Ukip leader Nigel Farage stamped his wellington boots and called for a transfer of funds last week, a solo later supported by the full orchestra of the Daily Mail. Eric Pickles, the minister in charge of flood response, had a go at a reply on Sky News but only brought forth more unwanted dribble. “If it is truly global warming,” he said (softly softly, eh sir?) “and our aid is sustainable aid, then aid that we are offering in other parts of the world will have an effect in terms of the things that happen in this country”.

Let’s dredge this statement a moment. First, the sole Government defence of the aid budget issued so far rests on a big “if”. Second, it backs up the Ukip leader’s underlying assertion that money spent on aid ought to show clear gains “in this country”, at the same time as pushing any returns far enough off into the future to mollify precisely zero of the Somerset residents currently enduring misery.

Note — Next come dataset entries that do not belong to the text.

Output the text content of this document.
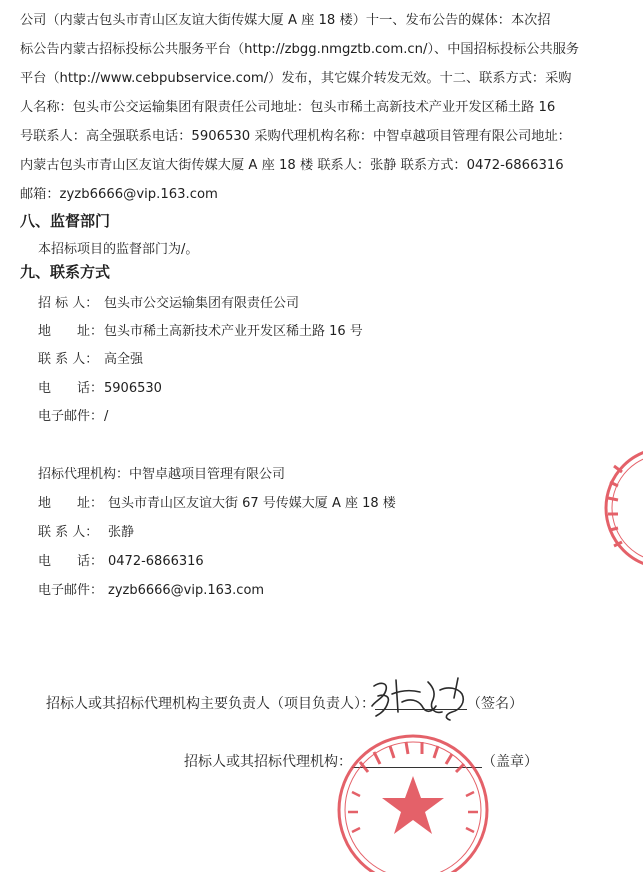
公司（内蒙古包头市青山区友谊大街传媒大厦 A 座 18 楼）十一、发布公告的媒体：本次招
标公告内蒙古招标投标公共服务平台（http://zbgg.nmgztb.com.cn/）、中国招标投标公共服务
平台（http://www.cebpubservice.com/）发布，其它媒介转发无效。十二、联系方式：采购
人名称：包头市公交运输集团有限责任公司地址：包头市稀土高新技术产业开发区稀土路 16
号联系人：高全强联系电话：5906530 采购代理机构名称：中智卓越项目管理有限公司地址：
内蒙古包头市青山区友谊大街传媒大厦 A 座 18 楼 联系人：张静 联系方式：0472-6866316
邮箱：zyzb6666@vip.163.com
八、监督部门

本招标项目的监督部门为/。

九、联系方式
招 标 人： 包头市公交运输集团有限责任公司
地　　址：包头市稀土高新技术产业开发区稀土路 16 号
联 系 人： 高全强
电　　话：5906530
电子邮件：/
招标代理机构：中智卓越项目管理有限公司
地　　址： 包头市青山区友谊大街 67 号传媒大厦 A 座 18 楼
联 系 人： 张静
电　　话： 0472-6866316
电子邮件： zyzb6666@vip.163.com
招标人或其招标代理机构主要负责人（项目负责人）：	（签名）
招标人或其招标代理机构：	（盖章）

This is a critical moment for the aid budget. It hardly matters that, as the Department for International Development (DFID) has pointed out, European regulations would prevent any aid money being spent in this country. What is at stake here is whether aid spending can stand up for itself when there is a very visible, very emotional case to siphon off some of the £11bn budget (which will reach 0.7% of GDP this year) for stricken Brits.

Two strands of development thought complicate a defence. First, the gradual acceptance that the old binaries of “developed” and “developing” world are becoming less relevant. While the extremely poor remain extremely poor, their number is falling - with comparatively little assistance from aid – and many development economists now favour helping people in the ‘Third World’ with measures that have a distinctly ‘First World’ flavour: tackling road safety, smoking, and tax avoidance. The flipside here is that if development experts can no longer simply separate “them” from “us”, how can they respond when Somerset is being compared (however absurdly) to Bangladesh in the right wing press?

The second problem is this: there is a divide between spending for development and disaster relief. Farage would keep the latter form of spending – as well as clean water and healthcare projects - but cut all the rest. Yet when economic development programmes work well – such as DFID’s help in creating the successful Burundi tax authority, or raising farmer incomes in Northern Nigeria – they can contribute to life-changing prosperity.

So why not transfer to Somerset? Because suffering in Somerset is mild compared to that in Bangladesh. Because there’s already plenty of money in and political attention on these floods. And because although Britain’s attempts to reduce poverty aren’t perfect, we owe the world more than a turned back.